From gas to electricity for rental households

I remember going to inspect rentals and being stoked to find a gas cooktop in the kitchen. Like many of us, I've had bad experiences of old electric stovetops that take an age to heat up and cool down. It's also sometimes unclear when they are even on, and I've burnt many a teatowel this way. Gas is what I (and my housemates, unhappy about burnt teatowels) wanted. 

I never want to see one of these again.

But in coming years, this isn't going to be so true. Gas is a fossil fuel and we need to stop burning it in our homes (it's also often more expensive, and it causes indoor air pollution which causes asthma). So it's becoming much more common for homes to be all-electric. Reverse-cycle AC is replacing gas heaters and gas stoves are being replaced by electric induction stoves which, thank heavens, do not have the many disadvantages of old-school electric cookers.

This is an exciting opportunity for people renting. No gas connection fees! Less childhood asthma! Being able to cool your home in summer! But there are also risks. In this little post I want to outline some risks and how Better Renting is thinking about this issue.

The main risk is this: people who rent are unique in that we don't have control over the appliances in our homes. It's not up to you to replace a gas heater with an electric AC. We're stuck with what our landlords offer and asking nicely is at best useless and at worst it puts you at risk of eviction.

This on its own wouldn't be so bad but the problem is that gas is becoming more and more expensive. The first part of this is just that there's no more cheap gas left. We've already used a lot of it, and Australia is exporting a whole lot of what's left. At a pretty basic level, gas costs more now than it used to.

But not only that. If gas costs more, people start using less. Some people (lucky owner-occupiers) will go all-electric. This cuts their bills, and it's essential to cut climate pollution. But...someone has to keep paying for the current gas network. And with fewer people paying, the cost per household will go up. The "someone" left paying will be the people with the least control over their appliances. This is likely to include renters.

So it's great to think about a whole bunch of people being able to transition their homes and enjoying cheaper and cleaner energy. It's not so great to think about renters being left behind paying higher prices for a fuel source that makes their families sick.

So what can we do about this? This is a hard question.

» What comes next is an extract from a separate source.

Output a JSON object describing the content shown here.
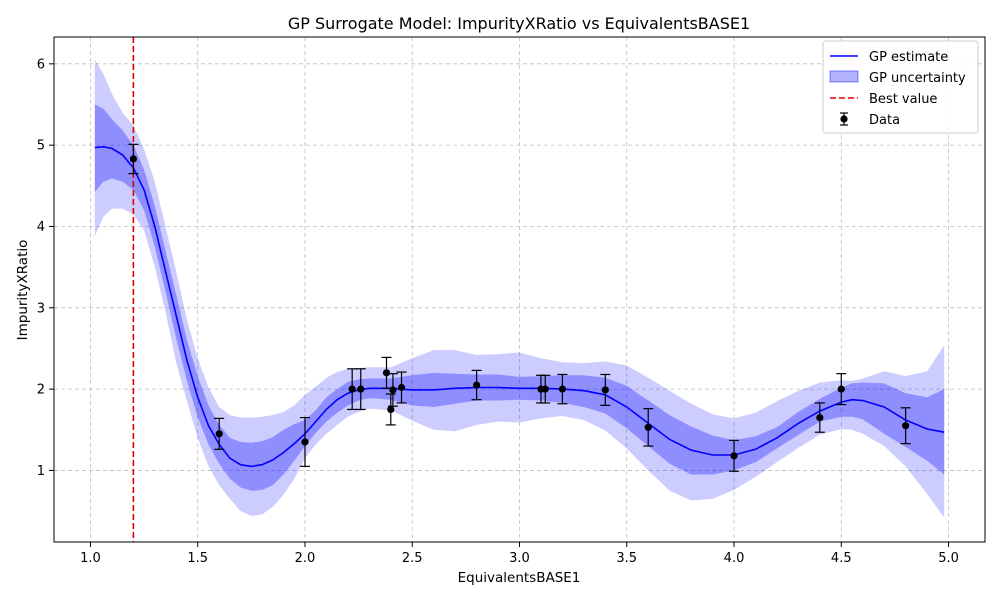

Answers will have to come from consultation and dialogue, and input from affected communities. But there a few things that can help.

One thing that helps a lot is making our homes more energy efficient through minimum energy efficiency standards for rentals. If renters don't need to use as much energy to stay warm in winter, this will help to offset any increases in fuel costs. It will reduce the risk of people being in fuel poverty, unable to afford to keep their home at a healthy temperature.

The second thing is thinking about how we swap the appliances in rental properties. The best time to do this is when an appliance has failed and is being replaced: we don't need to do it all at once. Governments could allow existing gas appliances to remain until end of life, but then require efficient electric replacements. The case for doing this is particularly strong in rental homes: if a landlord is making money renting out a property, maybe they also have a responsibility to prevent indoor pollution?

The third thing to do is change how we think about this. This transition needs to happen from a climate point of view, and it needs to happen quickly. But we have to keep in mind the housing costs facing households today: not just rents (which are going up) but the related energy costs (which are also going up!). When governments or civil society organisations are thinking about accelerating electrification at a household level, they must think about groups like renters, and consider what can be done to make sure these groups also benefit. The ACT Government is a good example of this: they are getting serious about electrification, while also planning a ceiling insulation standard for rentals, and providing home energy assessments to help more renters enjoy more efficient homes and lower power bills.

As our energy supplies change, unless governments have a hand on the tiller, existing inequities will be reproduced and possibly even worsened. With forward planning and input from communities on the frontline, the transition from gas to electricity can be a great thing for renters, helping to address many of the cost and health challenges we are already facing.